Certa vez, na praça do vale, encontrei na ponta do corcovado uma carta com destinatário em branco. Quase não havia palavras e em poucos rabiscos o destinatário somente dizia: “que o futuro nos cerque do não-saber viver”. Imaginei infinitas possibilidades que aquela frase poderia significar. Não sei ao certo o que me chamara atenção, mas, a vagueza do destinatário em parafrasear um vocabulário incrédulo, incalculado e sem pretensão, me tapou os ouvidos e a boca para escutar o que o coração havia de dizer.

Por ventura, um corpo-ser, com pouco mais de meia idade, sentou-se ao meu lado, algo típico das cidades do interior, para contar casos do seu cotidiano. Lua, seu nome. Por ironia do acaso, Lua, havia tido um dia em que seus olhos diziam por si só. Cansaço, como o meu. Começou a expelir lanças em contraposição.
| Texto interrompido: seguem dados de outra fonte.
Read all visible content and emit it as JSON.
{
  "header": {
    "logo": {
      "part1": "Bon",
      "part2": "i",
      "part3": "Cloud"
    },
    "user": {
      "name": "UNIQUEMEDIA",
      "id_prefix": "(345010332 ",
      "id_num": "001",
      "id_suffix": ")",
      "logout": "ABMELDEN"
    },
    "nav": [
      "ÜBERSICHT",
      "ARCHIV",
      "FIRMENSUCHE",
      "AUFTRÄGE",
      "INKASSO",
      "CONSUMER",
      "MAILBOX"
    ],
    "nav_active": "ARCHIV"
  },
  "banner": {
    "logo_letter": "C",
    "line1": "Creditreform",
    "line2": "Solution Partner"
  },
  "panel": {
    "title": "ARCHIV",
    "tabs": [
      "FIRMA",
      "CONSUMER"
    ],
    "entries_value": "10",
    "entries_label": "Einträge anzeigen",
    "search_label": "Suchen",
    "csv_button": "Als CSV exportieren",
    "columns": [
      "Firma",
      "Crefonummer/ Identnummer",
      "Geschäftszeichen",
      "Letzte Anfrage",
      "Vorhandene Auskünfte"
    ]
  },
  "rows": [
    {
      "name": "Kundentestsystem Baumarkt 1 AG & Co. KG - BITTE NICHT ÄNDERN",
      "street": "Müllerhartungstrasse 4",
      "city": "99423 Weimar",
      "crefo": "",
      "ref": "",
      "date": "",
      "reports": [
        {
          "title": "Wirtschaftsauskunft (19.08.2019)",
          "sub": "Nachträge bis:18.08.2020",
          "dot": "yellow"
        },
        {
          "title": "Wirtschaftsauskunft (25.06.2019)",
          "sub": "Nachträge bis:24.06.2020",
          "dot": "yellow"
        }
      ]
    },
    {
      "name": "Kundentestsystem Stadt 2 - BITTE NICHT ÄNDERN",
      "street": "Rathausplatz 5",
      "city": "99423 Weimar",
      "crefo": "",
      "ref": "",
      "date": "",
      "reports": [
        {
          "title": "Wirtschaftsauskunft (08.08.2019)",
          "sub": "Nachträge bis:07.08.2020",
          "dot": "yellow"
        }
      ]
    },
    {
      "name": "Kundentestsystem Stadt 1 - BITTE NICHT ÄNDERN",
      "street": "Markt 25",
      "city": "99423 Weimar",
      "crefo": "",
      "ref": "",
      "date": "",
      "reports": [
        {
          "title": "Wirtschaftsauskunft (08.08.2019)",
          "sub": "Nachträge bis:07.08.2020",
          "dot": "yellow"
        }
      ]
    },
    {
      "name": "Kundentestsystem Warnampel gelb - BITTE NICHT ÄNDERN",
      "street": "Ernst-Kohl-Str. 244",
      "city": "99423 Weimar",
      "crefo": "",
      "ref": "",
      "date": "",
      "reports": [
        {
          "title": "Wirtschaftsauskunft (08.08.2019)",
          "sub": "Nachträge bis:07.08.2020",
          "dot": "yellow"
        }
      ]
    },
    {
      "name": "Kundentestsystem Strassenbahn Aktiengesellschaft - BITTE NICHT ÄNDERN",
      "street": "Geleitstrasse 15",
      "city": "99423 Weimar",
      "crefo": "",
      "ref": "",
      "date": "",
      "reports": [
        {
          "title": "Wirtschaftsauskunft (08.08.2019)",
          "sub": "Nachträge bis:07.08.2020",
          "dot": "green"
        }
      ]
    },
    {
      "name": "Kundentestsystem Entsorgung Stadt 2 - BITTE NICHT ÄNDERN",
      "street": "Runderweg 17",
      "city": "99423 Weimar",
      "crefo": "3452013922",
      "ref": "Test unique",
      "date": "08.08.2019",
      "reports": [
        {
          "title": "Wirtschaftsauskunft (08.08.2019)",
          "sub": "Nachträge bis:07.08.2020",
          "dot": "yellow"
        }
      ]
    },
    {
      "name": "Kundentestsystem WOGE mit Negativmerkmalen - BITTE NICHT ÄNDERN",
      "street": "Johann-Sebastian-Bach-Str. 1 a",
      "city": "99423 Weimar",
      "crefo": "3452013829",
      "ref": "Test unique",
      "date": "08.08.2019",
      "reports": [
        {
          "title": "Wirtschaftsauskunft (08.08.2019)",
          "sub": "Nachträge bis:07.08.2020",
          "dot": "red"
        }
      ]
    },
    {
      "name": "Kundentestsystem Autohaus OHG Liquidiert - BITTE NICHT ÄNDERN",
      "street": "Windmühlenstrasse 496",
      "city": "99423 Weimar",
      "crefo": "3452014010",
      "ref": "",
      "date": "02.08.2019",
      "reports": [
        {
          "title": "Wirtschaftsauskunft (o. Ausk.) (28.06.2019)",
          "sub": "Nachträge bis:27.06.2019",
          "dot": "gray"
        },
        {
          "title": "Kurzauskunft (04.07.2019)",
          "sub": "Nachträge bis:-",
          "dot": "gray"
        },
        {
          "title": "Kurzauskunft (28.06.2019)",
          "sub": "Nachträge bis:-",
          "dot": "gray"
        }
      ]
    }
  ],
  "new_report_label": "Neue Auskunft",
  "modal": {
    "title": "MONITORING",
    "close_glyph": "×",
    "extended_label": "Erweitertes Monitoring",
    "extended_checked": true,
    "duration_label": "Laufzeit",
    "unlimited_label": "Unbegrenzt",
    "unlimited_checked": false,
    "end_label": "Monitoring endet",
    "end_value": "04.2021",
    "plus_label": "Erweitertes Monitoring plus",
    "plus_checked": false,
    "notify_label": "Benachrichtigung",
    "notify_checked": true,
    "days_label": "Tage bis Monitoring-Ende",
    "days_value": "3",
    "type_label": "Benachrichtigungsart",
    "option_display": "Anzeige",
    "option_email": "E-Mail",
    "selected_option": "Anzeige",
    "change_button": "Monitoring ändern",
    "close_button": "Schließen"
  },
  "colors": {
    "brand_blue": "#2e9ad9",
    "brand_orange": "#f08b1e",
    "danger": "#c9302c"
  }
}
Reclamava do trabalho e dos desafetos. Dizia que seu cansaço era por pensar demais. Pensava tanto que pouco vivia.

Não muito tempo após, Lua, se vai e quem volta a pensar sou eu. Pensei, porque, naquela conversa, alguma parte de mim entendeu que a carta que eu havia tocado pouco tempo antes, me trouxe a mensagem do dia. Mensagem essa que não sabia decifrar. Talvez, fosse para ser assim.

Afincamos em mar de morros, sensações e pensamentos, uma cronologia da maneira como devemos estar postos ao mundo e ao outro. Pensamos e nos sujeitamos a estarmos sempre atentos, produtivos e dados ao sistema. Sistema esse que nos diz como viver em patifaria na sociedade do cansaço. Como se moldar e comportar, esquecendo-se da solicitude de acolher as não respostas que a vida tem para dar. Tudo deve ser presumido. Racional. Metódico.

E se assim, o presente nos diz como ser, eu clamo para que, de fato, o futuro nos cerque do não-saber viver. Que não saibamos o dia de amanhã. Que não esperemos respostas para as imprevisíveis possibilidades de encontros. Que não acordemos sem antes adormecer. Que, algum dia, possamos viver sem saber o que será. Que o futuro seja a imensidão das profundezas dos oceanos e dos alfaiates da ribeira. Mar de morros. Bicho-gente. Bicho-ser.